How Big Is a Cup, Really? Depends on Your Coffee Machine
Briefly

Coffee cup sizes in America have evolved over time, particularly after Starbucks popularized larger drink sizes in the late '80s. Esposito notes that prior to this shift, the typical coffee cup was around 5 ounces, similar to a British teacup, which many still consider reasonable. With Starbucks introducing a new language for coffee sizes, smaller cups became rare, leading to an inflation of cup sizes across cafes and a misunderstanding of what a "cup" of coffee actually means in consumers' minds. Coffee maker companies have yet to address these size discrepancies in their products.
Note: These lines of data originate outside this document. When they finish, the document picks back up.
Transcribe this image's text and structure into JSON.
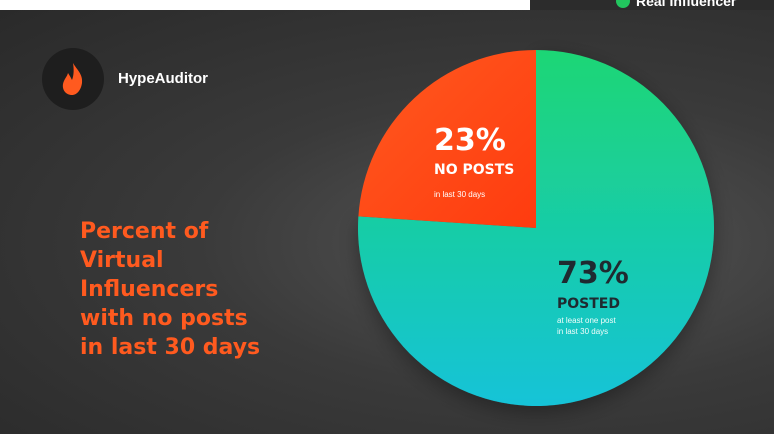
{
  "top_strip": {
    "legend_text": "Real Influencer",
    "dot_color": "#22c55e"
  },
  "brand": {
    "name": "HypeAuditor",
    "accent": "#ff5a1f"
  },
  "headline": "Percent of\nVirtual\nInfluencers\nwith no posts\nin last 30 days",
  "chart_data": {
    "type": "pie",
    "title": "Percent of Virtual Influencers with no posts in last 30 days",
    "slices": [
      {
        "value": 23,
        "label": "23%",
        "category": "NO POSTS",
        "note": "in last 30 days",
        "color_start": "#ff5a1f",
        "color_end": "#ff3b0f"
      },
      {
        "value": 73,
        "label": "73%",
        "category": "POSTED",
        "note": "at least one post in last 30 days",
        "color_start": "#1fd675",
        "color_end": "#12c3d8"
      }
    ]
  }
}
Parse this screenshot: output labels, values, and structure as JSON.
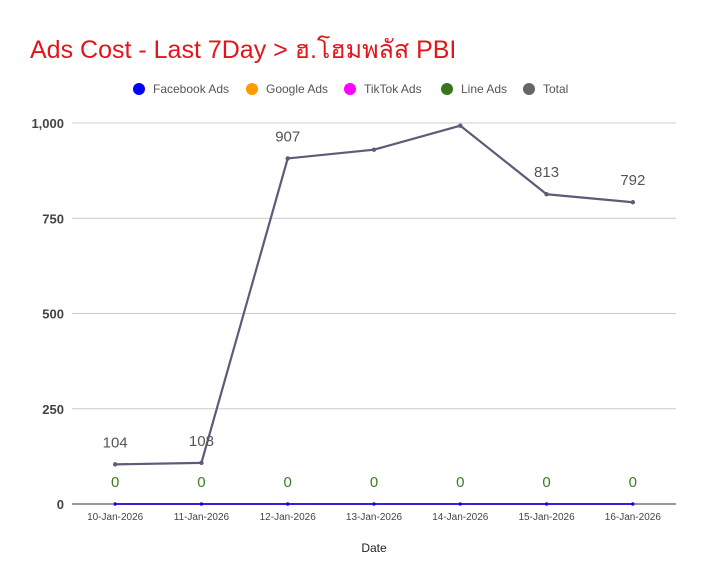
{
  "chart_data": {
    "type": "line",
    "title": "Ads Cost - Last 7Day > ฮ.โฮมพลัส PBI",
    "xlabel": "Date",
    "ylabel": "",
    "ylim": [
      0,
      1000
    ],
    "yticks": [
      "0",
      "250",
      "500",
      "750",
      "1,000"
    ],
    "ytick_values": [
      0,
      250,
      500,
      750,
      1000
    ],
    "categories": [
      "10-Jan-2026",
      "11-Jan-2026",
      "12-Jan-2026",
      "13-Jan-2026",
      "14-Jan-2026",
      "15-Jan-2026",
      "16-Jan-2026"
    ],
    "series": [
      {
        "name": "Facebook Ads",
        "color": "#0000ff",
        "values": [
          0,
          0,
          0,
          0,
          0,
          0,
          0
        ]
      },
      {
        "name": "Google Ads",
        "color": "#ff9900",
        "values": [
          0,
          0,
          0,
          0,
          0,
          0,
          0
        ]
      },
      {
        "name": "TikTok Ads",
        "color": "#ff00ff",
        "values": [
          0,
          0,
          0,
          0,
          0,
          0,
          0
        ]
      },
      {
        "name": "Line Ads",
        "color": "#38761d",
        "values": [
          0,
          0,
          0,
          0,
          0,
          0,
          0
        ],
        "data_labels": [
          "0",
          "0",
          "0",
          "0",
          "0",
          "0",
          "0"
        ]
      },
      {
        "name": "Total",
        "color": "#666666",
        "values": [
          104,
          108,
          907,
          930,
          993,
          813,
          792
        ],
        "data_labels": [
          "104",
          "108",
          "907",
          "",
          "",
          "813",
          "792"
        ]
      }
    ],
    "legend_position": "top",
    "grid": true,
    "colors": {
      "title": "#e4141b",
      "total_line": "#5f5a78",
      "gridline": "#cccccc",
      "baseline": "#333333",
      "zero_label": "#3a7d22"
    }
  }
}
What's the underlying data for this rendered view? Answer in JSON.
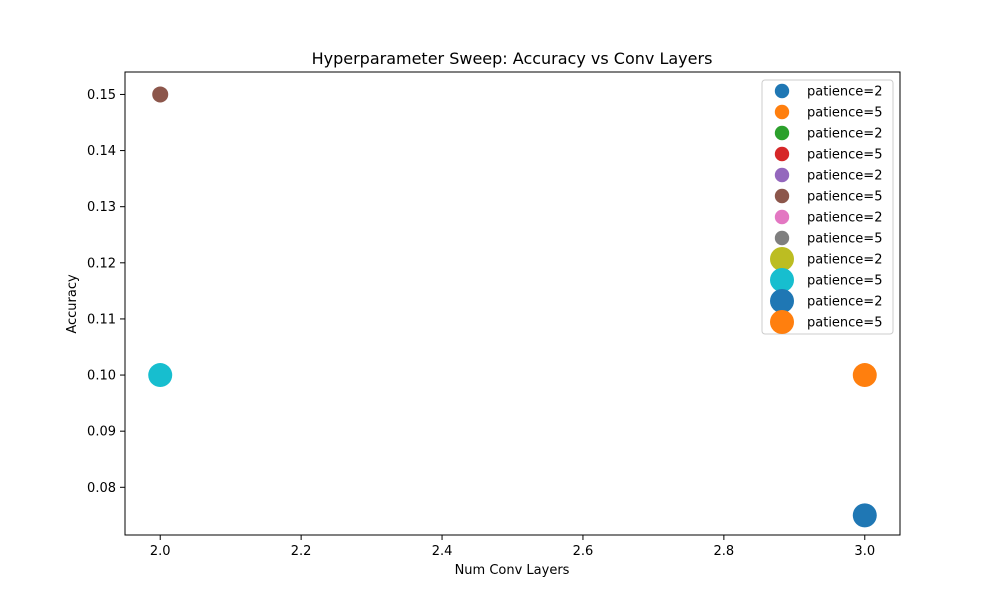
{
  "chart_data": {
    "type": "scatter",
    "title": "Hyperparameter Sweep: Accuracy vs Conv Layers",
    "xlabel": "Num Conv Layers",
    "ylabel": "Accuracy",
    "xlim": [
      1.95,
      3.05
    ],
    "ylim": [
      0.0715,
      0.154
    ],
    "xticks": [
      "2.0",
      "2.2",
      "2.4",
      "2.6",
      "2.8",
      "3.0"
    ],
    "yticks": [
      "0.08",
      "0.09",
      "0.10",
      "0.11",
      "0.12",
      "0.13",
      "0.14",
      "0.15"
    ],
    "grid": false,
    "legend_position": "upper right",
    "series": [
      {
        "name": "patience=2",
        "color": "#1f77b4",
        "marker_size": "small",
        "points": []
      },
      {
        "name": "patience=5",
        "color": "#ff7f0e",
        "marker_size": "small",
        "points": []
      },
      {
        "name": "patience=2",
        "color": "#2ca02c",
        "marker_size": "small",
        "points": []
      },
      {
        "name": "patience=5",
        "color": "#d62728",
        "marker_size": "small",
        "points": []
      },
      {
        "name": "patience=2",
        "color": "#9467bd",
        "marker_size": "small",
        "points": []
      },
      {
        "name": "patience=5",
        "color": "#8c564b",
        "marker_size": "small",
        "points": [
          {
            "x": 2.0,
            "y": 0.15
          }
        ]
      },
      {
        "name": "patience=2",
        "color": "#e377c2",
        "marker_size": "small",
        "points": []
      },
      {
        "name": "patience=5",
        "color": "#7f7f7f",
        "marker_size": "small",
        "points": []
      },
      {
        "name": "patience=2",
        "color": "#bcbd22",
        "marker_size": "large",
        "points": []
      },
      {
        "name": "patience=5",
        "color": "#17becf",
        "marker_size": "large",
        "points": [
          {
            "x": 2.0,
            "y": 0.1
          }
        ]
      },
      {
        "name": "patience=2",
        "color": "#1f77b4",
        "marker_size": "large",
        "points": [
          {
            "x": 3.0,
            "y": 0.075
          }
        ]
      },
      {
        "name": "patience=5",
        "color": "#ff7f0e",
        "marker_size": "large",
        "points": [
          {
            "x": 3.0,
            "y": 0.1
          }
        ]
      }
    ]
  }
}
Blame It on the Mermaid You can demarcate coffee cups in America into two periods: B.S. and A.S. Everything began to change in the late '80s, Esposito says, somewhere around the time a former Xerox salesman named Howard Schultz decided to take a Seattle-founded coffee shop onto the national stage. After Starbucks, coffee cups got bigger.
"They created their own language for all of their drinks and sizes and everything. So a 'small' to Starbucks is really kind of like a 'large' everywhere else," says Jemison, the Portland coffee machine salesperson.
"From my memory, until Starbucks, most of the coffee drinks were reasonable. I mean, the cups were a reasonable size," Esposito confirms to WIRED. "And then the larger sizes were introduced."
"When people come in and ask for a coffee maker and they look at '12 cups,' we automatically explain, 'That's not the size of, you know ... 12 of your cups,'" she said.